Guilbeault is someone who can bring people together, Bonin said. “He has the capacity to make allies out of what could be seen as opponents at first glance.”

Hunter said Guilbeault has always been “quite determined but in a quiet way.” When Guilbeault was at Greenpeace, attention-grabbing stunts like climbing the CN Tower were important because climate change wasn’t on people’s radar, she noted. Hunter, who also briefly worked with Guilbeault at Greenpeace, said his approach has always been multi-faceted, in which he focuses on a having a deep knowledge about the issues.

“I can just picture him as we’re talking, looking things up on databases, and making sure that he had the right information. I think he had that sort of nerdy interest in having the right information, but also admirable ability to speak to a really wide range of issues in the environment.”

Équiterre co-founder Laure Waridel said Guilbeault is someone who is oriented toward finding solutions.

“Actually, it’s really funny for us here in Quebec to hear that the premier of Alberta is presenting Steven as a radical because here, among environmentalists, many people present him as not radical enough,” and too quick to compromise, she said.

In 2019, Guilbeault finally made the jump to politics, running as the Liberal candidate in the Montreal riding of Laurier-Sainte-Marie. Following the election, Guilbeault had to switch gears from environmental issues, given his new appointment as Heritage minister.

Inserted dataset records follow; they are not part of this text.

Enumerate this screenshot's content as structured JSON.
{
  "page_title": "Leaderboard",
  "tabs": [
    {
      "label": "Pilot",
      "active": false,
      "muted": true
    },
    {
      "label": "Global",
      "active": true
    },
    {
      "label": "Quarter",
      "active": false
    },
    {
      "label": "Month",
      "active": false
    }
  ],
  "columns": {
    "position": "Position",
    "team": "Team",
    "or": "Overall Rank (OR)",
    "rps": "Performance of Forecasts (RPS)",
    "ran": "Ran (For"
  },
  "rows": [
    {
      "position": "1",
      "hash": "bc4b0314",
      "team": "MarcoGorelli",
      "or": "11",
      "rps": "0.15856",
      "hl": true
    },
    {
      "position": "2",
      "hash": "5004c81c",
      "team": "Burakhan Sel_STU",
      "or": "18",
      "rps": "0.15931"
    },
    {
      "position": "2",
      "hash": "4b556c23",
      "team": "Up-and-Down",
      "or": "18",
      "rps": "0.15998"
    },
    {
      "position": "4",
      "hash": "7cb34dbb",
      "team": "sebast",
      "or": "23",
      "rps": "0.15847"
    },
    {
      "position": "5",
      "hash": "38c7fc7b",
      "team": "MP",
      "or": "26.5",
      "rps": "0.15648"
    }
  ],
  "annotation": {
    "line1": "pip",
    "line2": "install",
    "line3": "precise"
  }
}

He had plans for three separate pieces of legislation meant to impose unprecedented regulations on the likes of Google and Facebook. But his approach drew controversy when an amendment to Bill C-10 to modernize the Broadcasting Act led critics to charge it would violate freedom of expression. Despite months of outrage that led the opposition to stall the bill in Parliament, Guilbeault refused to overturn the amendment and exempt user content from CRTC regulation.

That criticism didn’t seem to put him off from moving forward with a bill to tackle online harms that he told an industry conference would be even more controversial than C-10. Critics have since sounded the alarm about the government’s plans for that bill, outlining a number of ways the proposed scheme to regulate illegal social media content would violate Canadians’ constitutional and privacy rights.

As of Oct. 26, those bills are no longer Guilbeault’s babies. As the new environment minister, he’s back on familiar ground, though his arrival at COP26 will be a little different than when he attended the inaugural conference in Berlin in 1995, when he could only afford to stay in a gymnasium in East Berlin.

Bonin, who has been at previous COP meetings with Guilbeault, said “those are the moments where Steven has been at his best, I would say, working on complex issues with many countries and positions and high stakes.”